Archive for January 4th, 2005

For those of you reading this that think that I am too optimistic, too positive, too Pollyannaish, I’ll reveal a little of the melancholy side of me.

While setting up my eliptical machine in the basement (it’s been over a month since I’ve routinely exercised), I needed a few technical hardware pieces so I can set up the TV. I cannot just exercise like a hamster on a treadmill without something to distract me. When I was young, it was the competitiveness of a good game (playing basketball, football, tennis, softball, whatever). But now that I am older and have less time, I still need to exercise but don’t have the luxury of those distractions. Enter TV. I record content onto my ReplayTV digital video recorder (like T*vo only better — notice how T*vo is a four letter word), and watch it while I work out. Suddenly, the show ends and I notice that I am a little tired and sweaty. Perfect work out for me.
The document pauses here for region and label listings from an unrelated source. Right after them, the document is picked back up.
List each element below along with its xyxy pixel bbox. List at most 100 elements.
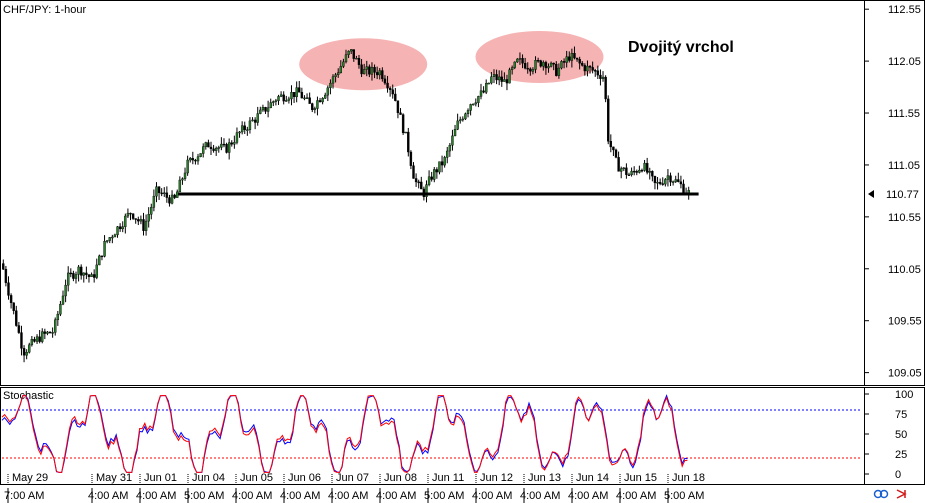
candle: [20, 325, 23, 356]
candle: [596, 65, 600, 80]
candle: [373, 64, 376, 79]
triangle-marker-icon: [868, 190, 874, 198]
candle: [461, 116, 465, 122]
candle: [547, 63, 550, 73]
candle: [290, 85, 293, 106]
candle: [365, 60, 368, 77]
candle: [155, 182, 158, 203]
candle: [28, 342, 31, 354]
candle: [588, 65, 592, 74]
candle: [48, 331, 52, 334]
current-price-label: 110.77: [886, 189, 919, 201]
candle: [344, 49, 348, 64]
candle: [664, 178, 667, 187]
candle: [292, 92, 296, 103]
candle: [225, 142, 228, 154]
candle: [111, 234, 114, 244]
candle: [355, 55, 358, 60]
candle: [277, 94, 280, 105]
time-tick-label: 4:00 AM: [568, 490, 608, 502]
candle: [92, 269, 96, 283]
candle: [632, 166, 636, 176]
date-tick-label: May 29: [12, 472, 48, 484]
stochastic-axis-frame: [864, 387, 925, 485]
candle: [479, 83, 483, 100]
candle: [565, 50, 568, 68]
candle: [137, 216, 140, 226]
candle: [118, 223, 122, 232]
candle: [513, 61, 516, 70]
candle: [9, 293, 13, 309]
candle: [658, 178, 662, 186]
highlight-layer: [299, 30, 604, 91]
candle: [386, 75, 389, 93]
candle: [87, 273, 91, 283]
candle: [562, 58, 566, 69]
candle: [308, 92, 311, 104]
time-tick-label: 4:00 AM: [88, 490, 128, 502]
candle: [25, 349, 28, 360]
candle: [487, 82, 490, 85]
candle: [477, 95, 480, 108]
date-tick-label: Jun 15: [624, 472, 657, 484]
candle: [264, 106, 267, 114]
candle: [238, 130, 241, 138]
candle: [103, 235, 106, 258]
candle: [259, 106, 262, 115]
candle: [61, 290, 65, 306]
candle: [591, 61, 594, 74]
price-tick-label: 112.55: [888, 4, 921, 16]
highlight-second-top: [475, 30, 604, 83]
candle: [217, 145, 220, 153]
candle: [399, 108, 402, 115]
candle: [388, 86, 392, 97]
candle: [331, 74, 335, 89]
stoch-tick-label: 25: [895, 449, 907, 461]
candle: [557, 63, 561, 79]
link-icon[interactable]: [873, 489, 889, 499]
candle: [144, 214, 148, 236]
candle: [352, 49, 355, 62]
candle: [303, 95, 306, 101]
candle: [251, 117, 254, 122]
candle: [640, 168, 644, 173]
candle: [671, 180, 675, 186]
candle: [142, 212, 145, 236]
candle: [656, 177, 659, 190]
candle: [578, 56, 581, 70]
candle: [233, 135, 236, 149]
stoch-tick-label: 100: [895, 389, 913, 401]
candle: [181, 177, 184, 185]
candle: [69, 268, 73, 278]
candle: [430, 171, 433, 182]
candle: [516, 58, 519, 63]
arrow-right-icon[interactable]: [896, 489, 907, 499]
date-tick-label: Jun 05: [240, 472, 273, 484]
time-tick-label: 7:00 AM: [4, 490, 44, 502]
candle: [570, 48, 574, 68]
candle: [298, 80, 301, 93]
candle: [414, 173, 418, 187]
date-tick-label: Jun 13: [528, 472, 561, 484]
candle: [170, 190, 174, 205]
candle: [666, 169, 670, 187]
candle: [124, 213, 127, 234]
candle: [638, 165, 641, 174]
candle: [645, 157, 649, 175]
candle: [661, 177, 664, 186]
current-price-marker: 110.77: [868, 189, 919, 201]
chart-title: CHF/JPY: 1-hour: [3, 4, 86, 16]
candle: [329, 79, 332, 95]
candle: [90, 272, 93, 278]
candle: [435, 167, 439, 179]
candle: [134, 218, 137, 224]
candle: [427, 170, 431, 187]
candle: [583, 63, 587, 76]
candle: [295, 81, 298, 103]
date-tick-label: Jun 06: [288, 472, 321, 484]
time-tick-label: 4:00 AM: [232, 490, 272, 502]
candle: [417, 179, 420, 189]
candle: [544, 60, 548, 75]
candle: [334, 72, 337, 83]
candle: [542, 60, 545, 71]
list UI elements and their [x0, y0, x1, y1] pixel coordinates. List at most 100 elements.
Anyway, in this quest for setting it up, I was going to head to Radio Shack for something for the TV setup. I called them to inquire when they close. NOTE: it is 6:07pm. The guy answering informs me that they close at 6pm. Alas, my quest will be postponed til tomorrow. It made me yearn for the quick trip down to my local Radio Shack that was open semi-late in a nicely apportioned Thousand Oaks yuppie strip mall. Manicured trees with an anchor grocery store and store, the required coffee shop, small time donut shop, banksomethingorother and a handful of mom and pop establishments. And it was only 4 minutes from my driveway. Convenience but also a very nice familiar feel…..like your hometown. And then I realised that I purposely left that. That thought then migrated towards my regular weekday routine — all hometown based. Getting up early at 5:30a for a cardio workout, feeding the dogs, picking up after them, breakfast with the wireless laptop being fed by the latest broadband news, a quick shower, my coveted 3 minute commute, regular parking space, fairly normal work, the usual default lunch at home (unless I had previous plans), more work, dinner on the table when I got home, help the kids with homework, horse around afterwards, tuck them into bed, unwind by watching ah hour of stupid TV, a little reading, a quick check of my PalmPilot for the next days events and early to bed. While that might be boring to some people, it was great for me. And I am not only missing the routine, I am missing the environment that routine took place in. It was familiar, comfortable, safe. All that with family and friends nearby.

Logically, I still know we made the right decision. However, there are a few times where emotions surface and a longing for the familiar hometown is strong. I realised that rituals are important for most of us. It’s bad enough when our ritual is disrupted, but throwing us into a different environment at the same time really impacts us…..at least it is me. It will calm down the sooner I get into a routine. But the hometown familiarity will take a bit longer.

For those that are still in that familiar hometown environment that we left – family, friends, neighbors, co-workers – I greet you with a “Hi!”. We think of you often and miss you.